Over-refreshed and misbehaving: the World Cup in the workplace

By: Michael Scutt

Date: 7 June 2010

Football and grass

The quadrennial jamboree that is the World Cup is just a week away. South Africa hosts Mexico on June 11th in the opening match of the tournament, which comprises 32 teams and culminates 63 matches and one month later in Johannesburg’s final.

England qualified, of course, and we can doubtless look forward to more raised hopes, dashed expectations, broken metatarsals, penalty shootouts and sendings off (history does repeat itself, doesn’t it?). Not to mention hangovers, sickies and punch-ups – and that’s only among the players.

While the tournament may be keenly anticipated by many (and loathed by many others), there are employment law issues arising that employers ought to take into account before settling down in front of the box.

The real world of business must go on and the World Cup, like any popular sporting event, poses problems to employers when workers would like to watch their team. England’s schedule for the first round matches is fairly kind to employers; the first two matches kick off at 19.30 BST and it is only their third match that eats into the afternoon with a 15.00 kick-off.

The Chartered Institute of Personnel and Development (CIPD) recently published its World Cup and Absence Management Guide which sets out the main issues that employers might face and is well worth a read. XPert HR also published a model policy for “sporting and other special events” in Employers’ Law dealing with the same issues.

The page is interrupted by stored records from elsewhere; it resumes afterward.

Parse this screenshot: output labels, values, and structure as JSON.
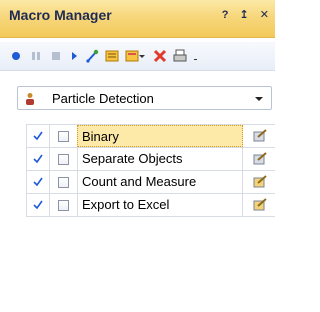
{
  "window": {
    "title": "Macro Manager",
    "title_buttons": "?  ×"
  },
  "toolbar": {
    "items": [
      {
        "name": "record-icon"
      },
      {
        "name": "pause-icon"
      },
      {
        "name": "stop-icon"
      },
      {
        "name": "play-icon"
      },
      {
        "name": "step-icon"
      },
      {
        "name": "macro-insert-icon"
      },
      {
        "name": "macro-dropdown-icon"
      },
      {
        "name": "delete-icon"
      },
      {
        "name": "print-icon"
      }
    ]
  },
  "macro_selector": {
    "label": "Particle Detection",
    "icon": "person-icon"
  },
  "steps": [
    {
      "name": "Binary",
      "checked": true,
      "selected": true
    },
    {
      "name": "Separate Objects",
      "checked": true,
      "selected": false
    },
    {
      "name": "Count and Measure",
      "checked": true,
      "selected": false
    },
    {
      "name": "Export to Excel",
      "checked": true,
      "selected": false
    }
  ],
  "colors": {
    "title_bar": "#f7d77c",
    "selection": "#fde9a8",
    "accent_blue": "#1f5bd6",
    "delete_red": "#e23b2e"
  }
}
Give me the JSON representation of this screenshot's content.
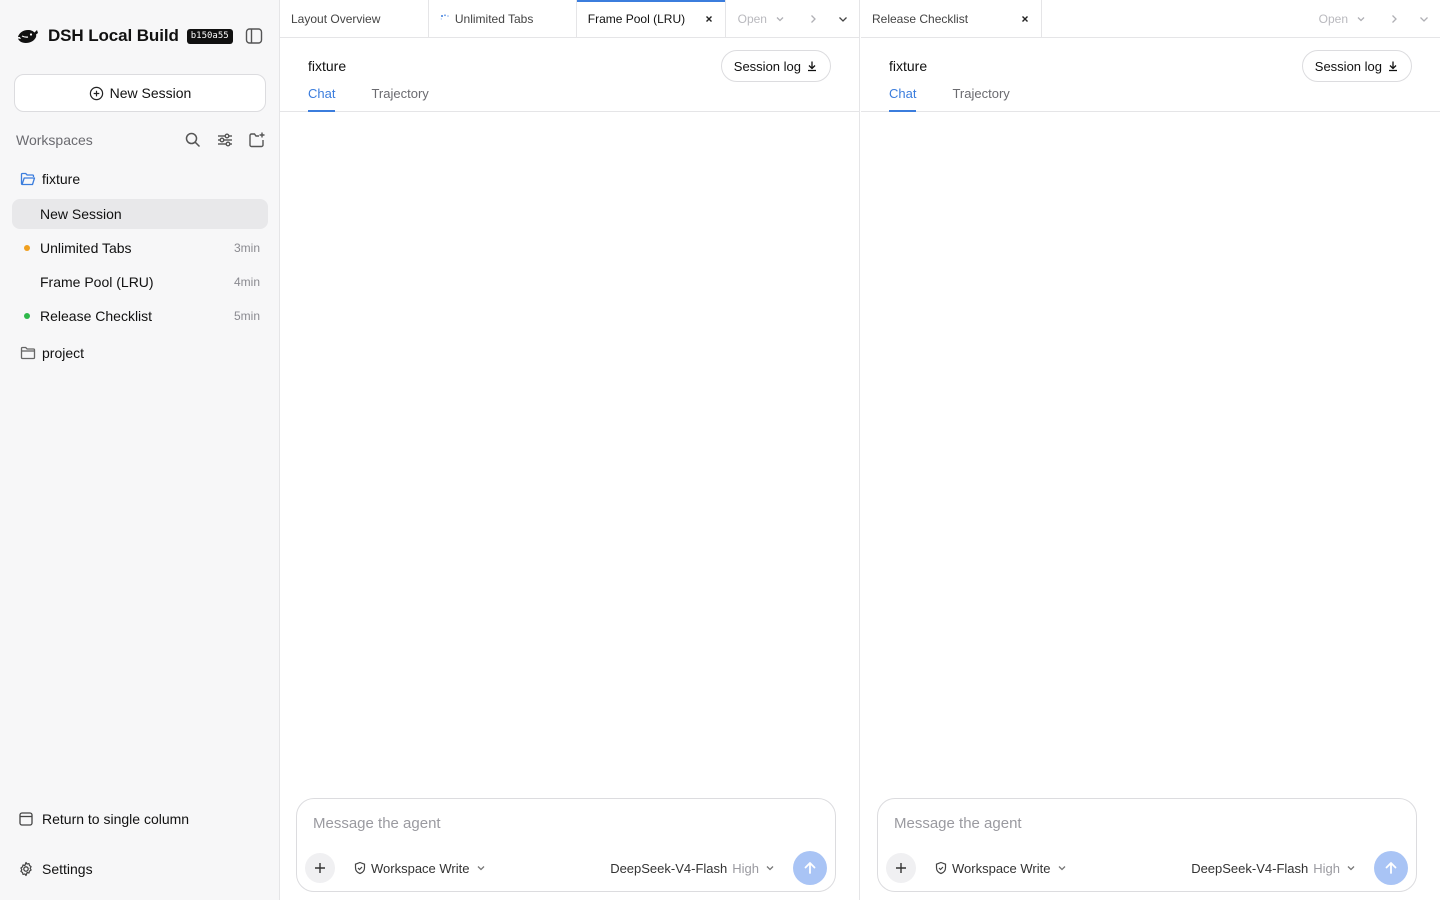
{
  "app": {
    "title": "DSH Local Build",
    "build_badge": "b150a55"
  },
  "sidebar": {
    "new_session_label": "New Session",
    "workspaces_label": "Workspaces",
    "tree": [
      {
        "type": "folder",
        "label": "fixture",
        "color": "#3b7ddd"
      },
      {
        "type": "session",
        "label": "New Session",
        "time": "",
        "dot": "",
        "active": true
      },
      {
        "type": "session",
        "label": "Unlimited Tabs",
        "time": "3min",
        "dot": "#f0a020"
      },
      {
        "type": "session",
        "label": "Frame Pool (LRU)",
        "time": "4min",
        "dot": ""
      },
      {
        "type": "session",
        "label": "Release Checklist",
        "time": "5min",
        "dot": "#2eb84a"
      },
      {
        "type": "folder",
        "label": "project",
        "color": "#666666"
      }
    ],
    "return_label": "Return to single column",
    "settings_label": "Settings"
  },
  "panes": {
    "left": {
      "tabs": [
        {
          "label": "Layout Overview",
          "active": false
        },
        {
          "label": "Unlimited Tabs",
          "active": false,
          "loading": true
        },
        {
          "label": "Frame Pool (LRU)",
          "active": true
        }
      ],
      "open_label": "Open",
      "title": "fixture",
      "session_log_label": "Session log",
      "subtabs": [
        "Chat",
        "Trajectory"
      ],
      "composer": {
        "placeholder": "Message the agent",
        "permission": "Workspace Write",
        "model": "DeepSeek-V4-Flash",
        "effort": "High"
      }
    },
    "right": {
      "tabs": [
        {
          "label": "Release Checklist",
          "active": false
        }
      ],
      "open_label": "Open",
      "title": "fixture",
      "session_log_label": "Session log",
      "subtabs": [
        "Chat",
        "Trajectory"
      ],
      "composer": {
        "placeholder": "Message the agent",
        "permission": "Workspace Write",
        "model": "DeepSeek-V4-Flash",
        "effort": "High"
      }
    }
  },
  "colors": {
    "accent": "#3b7ddd",
    "send_disabled": "#a9c4f5"
  }
}
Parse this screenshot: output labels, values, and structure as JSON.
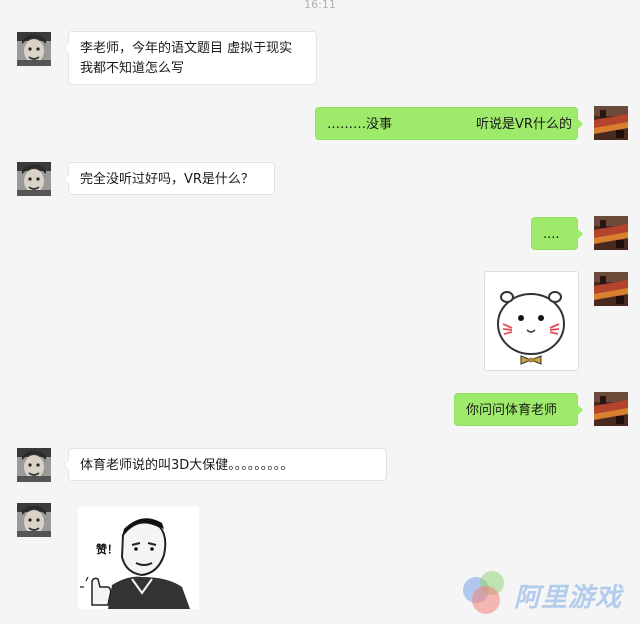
{
  "header": {
    "timestamp": "16:11"
  },
  "messages": [
    {
      "id": 1,
      "side": "left",
      "lines": [
        "李老师，今年的语文题目 虚拟于现实",
        "我都不知道怎么写"
      ]
    },
    {
      "id": 2,
      "side": "right",
      "part1": "………没事",
      "part2": "听说是VR什么的"
    },
    {
      "id": 3,
      "side": "left",
      "text": "完全没听过好吗，VR是什么？"
    },
    {
      "id": 4,
      "side": "right",
      "text": "...."
    },
    {
      "id": 5,
      "side": "right",
      "sticker": "blush-bun-face-sticker"
    },
    {
      "id": 6,
      "side": "right",
      "text": "你问问体育老师"
    },
    {
      "id": 7,
      "side": "left",
      "text": "体育老师说的叫3D大保健。。。。。。。。。"
    },
    {
      "id": 8,
      "side": "left",
      "sticker": "thumbs-up-meme-sticker",
      "caption": "赞！"
    }
  ],
  "watermark": {
    "text": "阿里游戏"
  },
  "colors": {
    "background": "#f5f5f5",
    "bubble_right": "#9eea6a",
    "bubble_left": "#ffffff",
    "timestamp": "#b2b2b2"
  }
}
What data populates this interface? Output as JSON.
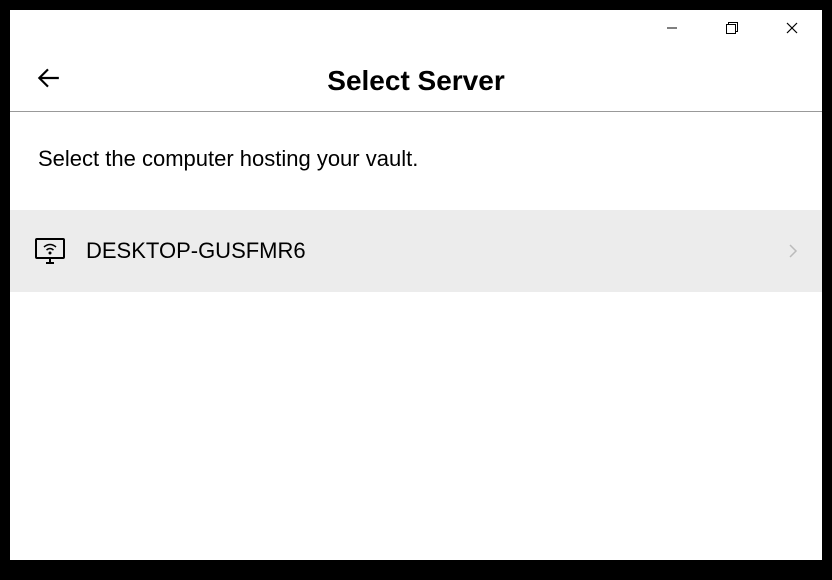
{
  "header": {
    "title": "Select Server"
  },
  "content": {
    "instruction": "Select the computer hosting your vault."
  },
  "servers": [
    {
      "name": "DESKTOP-GUSFMR6"
    }
  ]
}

The CIPD guide suggests that shift swaps, flexible hours and unpaid leave could be utilised or, if employers want to make more of an event (and promote team building) they could screen matches in the workplace. This later suggestion would no doubt suit football fans but for those who can’t stand the game it could cause disruption and resentment if they are excluded. Do bear in mind that if a television is being used on work premises it will need a TV licence and, if live football is being screened through a feed on to employee’s PCs a TV licence is also required for that.

The CIPD’s other suggestion of having a radio or TV on in the background strikes me as unworkable – those who want to watch will feel constrained from doing so and for those who aren’t interested it will be an unwelcome background hubbub. Whatever solution is adopted, it probably pays employers to embrace the World Cup and be flexible, if only as a more constructive approach to dealing with the inevitable problem of absenteeism if no steps are taken.

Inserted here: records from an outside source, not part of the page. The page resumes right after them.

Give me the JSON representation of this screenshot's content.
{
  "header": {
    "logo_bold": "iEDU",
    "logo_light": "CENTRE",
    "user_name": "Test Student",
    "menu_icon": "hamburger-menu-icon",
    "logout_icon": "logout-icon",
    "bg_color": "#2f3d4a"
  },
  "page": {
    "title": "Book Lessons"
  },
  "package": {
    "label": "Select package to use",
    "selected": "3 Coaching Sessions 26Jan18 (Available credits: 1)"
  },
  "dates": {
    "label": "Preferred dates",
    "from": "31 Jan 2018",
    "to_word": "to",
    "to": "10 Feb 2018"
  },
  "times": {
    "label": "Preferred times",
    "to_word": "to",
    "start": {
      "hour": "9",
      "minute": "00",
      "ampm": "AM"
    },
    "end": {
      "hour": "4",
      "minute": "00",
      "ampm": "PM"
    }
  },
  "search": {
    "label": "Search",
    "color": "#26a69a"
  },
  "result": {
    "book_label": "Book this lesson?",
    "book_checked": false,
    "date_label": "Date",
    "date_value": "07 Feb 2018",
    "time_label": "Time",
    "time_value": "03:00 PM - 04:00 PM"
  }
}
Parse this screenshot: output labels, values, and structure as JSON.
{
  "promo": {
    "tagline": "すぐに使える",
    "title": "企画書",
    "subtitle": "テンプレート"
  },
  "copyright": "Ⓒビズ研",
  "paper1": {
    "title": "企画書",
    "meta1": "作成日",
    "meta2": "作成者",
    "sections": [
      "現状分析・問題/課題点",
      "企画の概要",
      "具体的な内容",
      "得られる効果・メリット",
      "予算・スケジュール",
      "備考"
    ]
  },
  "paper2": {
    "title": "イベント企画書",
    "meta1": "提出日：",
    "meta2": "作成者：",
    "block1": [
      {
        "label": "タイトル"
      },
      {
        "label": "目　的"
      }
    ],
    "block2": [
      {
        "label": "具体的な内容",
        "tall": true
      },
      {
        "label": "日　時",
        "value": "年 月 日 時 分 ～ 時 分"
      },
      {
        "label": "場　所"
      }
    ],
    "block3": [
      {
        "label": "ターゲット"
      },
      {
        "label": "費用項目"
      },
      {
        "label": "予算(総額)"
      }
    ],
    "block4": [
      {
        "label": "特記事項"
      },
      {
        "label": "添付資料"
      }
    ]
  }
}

However, the problems facing employers are not confined solely to how to screen the matches. Staff absenting themselves is one obvious problem, the other might be employees becoming “over-refreshed” (which could be particularly concerning if it happens in the workplace) and committing acts of misconduct and, even, criminal offences. An employer can be vicariously liable for the actions of an employee and claims could arise from one employee offended by the words or actions of another.

For instance, the recent case of May & Baker Ltd (t/a Sanofi-Aventis Pharma) v Okerago the facts of which arose from the last World Cup , demonstrated this. Ms Okerago was employed as a pharmacy inspector. She alleged that a fellow worker made a racially offensive remark to her when asked whether she would be supporting England or her own country. When she replied “her own country” she was, unhappily, told to return to that country. She sued for race discrimination when dismissed by the company, allegedly over an issue of her conduct. The Employment Tribunal held that she had been directly discriminated against. However, on appeal the decision was overturned because (for these purposes) of a technicality. The risk of inappropriate and/or offensive comments or actions occurring will be only be increased, especially if workplace screenings involve alcohol. Employers should remind staff that such conduct or comments will not be tolerated.

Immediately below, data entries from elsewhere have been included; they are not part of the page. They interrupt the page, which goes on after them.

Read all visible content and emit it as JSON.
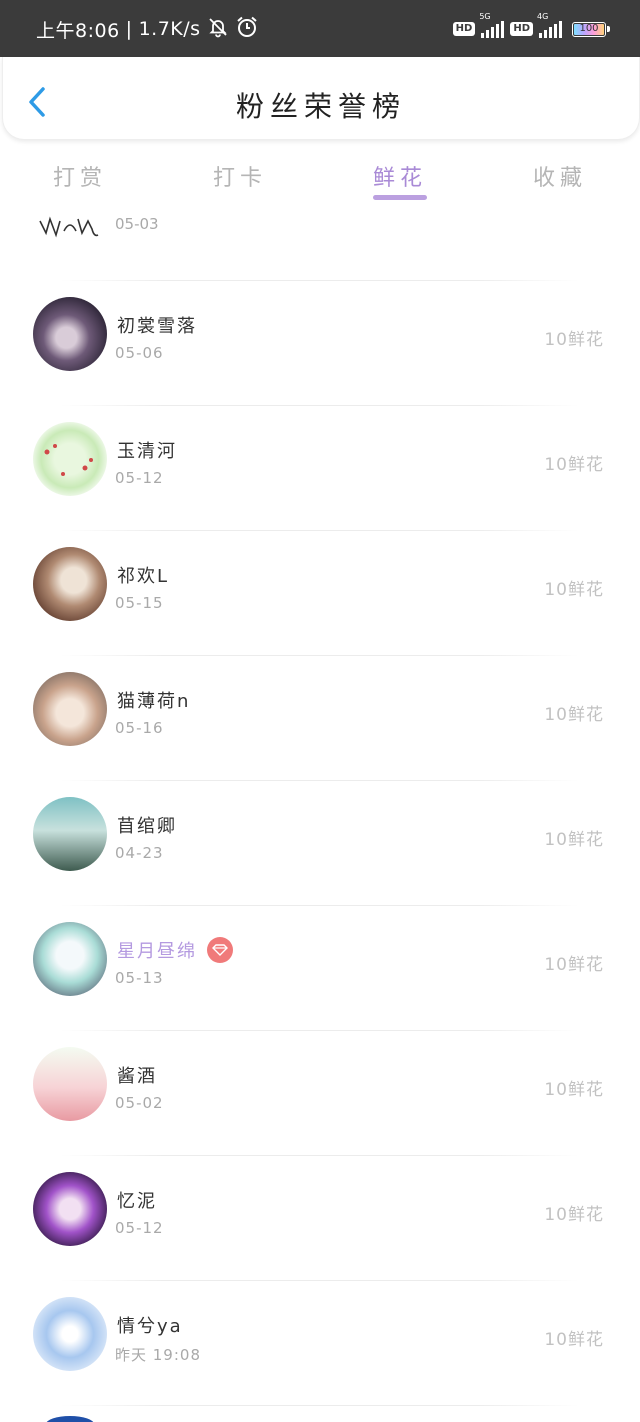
{
  "status_bar": {
    "time": "上午8:06",
    "speed": "1.7K/s",
    "network_1": "5G",
    "network_2": "4G",
    "hd": "HD",
    "battery": "100"
  },
  "header": {
    "title": "粉丝荣誉榜"
  },
  "tabs": [
    {
      "label": "打赏",
      "active": false
    },
    {
      "label": "打卡",
      "active": false
    },
    {
      "label": "鲜花",
      "active": true
    },
    {
      "label": "收藏",
      "active": false
    }
  ],
  "partial_row": {
    "date": "05-03"
  },
  "rows": [
    {
      "name": "初裳雪落",
      "date": "05-06",
      "amount": "10鲜花",
      "vip": false
    },
    {
      "name": "玉清河",
      "date": "05-12",
      "amount": "10鲜花",
      "vip": false
    },
    {
      "name": "祁欢L",
      "date": "05-15",
      "amount": "10鲜花",
      "vip": false
    },
    {
      "name": "猫薄荷n",
      "date": "05-16",
      "amount": "10鲜花",
      "vip": false
    },
    {
      "name": "苜绾卿",
      "date": "04-23",
      "amount": "10鲜花",
      "vip": false
    },
    {
      "name": "星月昼绵",
      "date": "05-13",
      "amount": "10鲜花",
      "vip": true
    },
    {
      "name": "酱酒",
      "date": "05-02",
      "amount": "10鲜花",
      "vip": false
    },
    {
      "name": "忆泥",
      "date": "05-12",
      "amount": "10鲜花",
      "vip": false
    },
    {
      "name": "情兮ya",
      "date": "昨天 19:08",
      "amount": "10鲜花",
      "vip": false
    }
  ],
  "colors": {
    "accent": "#a98ad6",
    "status_bar": "#3b3b3b",
    "back_arrow": "#2e9be6",
    "badge": "#f07a7a"
  }
}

What happens if the employee commits a criminal offence (involving football hooliganism, for instance) whilst supporting his team? If the offence takes place outside the workplace the employer needs to consider its position very carefully before instigating disciplinary action. The case of Post Office v Liddiard [2001] where a postman was convicted and sent to prison for being involved in football hooliganism (in France) was exceptional. The Post Office dismissed him for gross misconduct, but that was in response to the damage done to its reputation because of the public outrage that occurred in response, rather than his actual activities.

However, in 2002 another postman was caught on television kicking an opposing supporter and was dismissed by Consignia (as it then was). Although the case was not formally reported he apparently won substantial compensation at an Employment Tribunal. If an employee is alleged to have committed an act of misconduct the employer must be sure to investigate the allegation thoroughly before considering disciplinary proceedings. The employer must follow a fair procedure which complies with the ACAS Code of Practice on discipline and dismissals, or claims for unfair dismissal may arise (and be successful). An employer’s decision to dismiss an employee will be judged by an Employment Tribunal according to the “range of reasonable responses” test. 

The prudent employer will remind its staff of the company’s policies on absence, alcohol consumption at work and misconduct. If an employer sets out what is and is not acceptable behaviour and treats all staff fairly in accordance with those policies, if a problem does arise it should be easier to deal with. It should probably also tell its staff to keep away from postmen at football matches as well.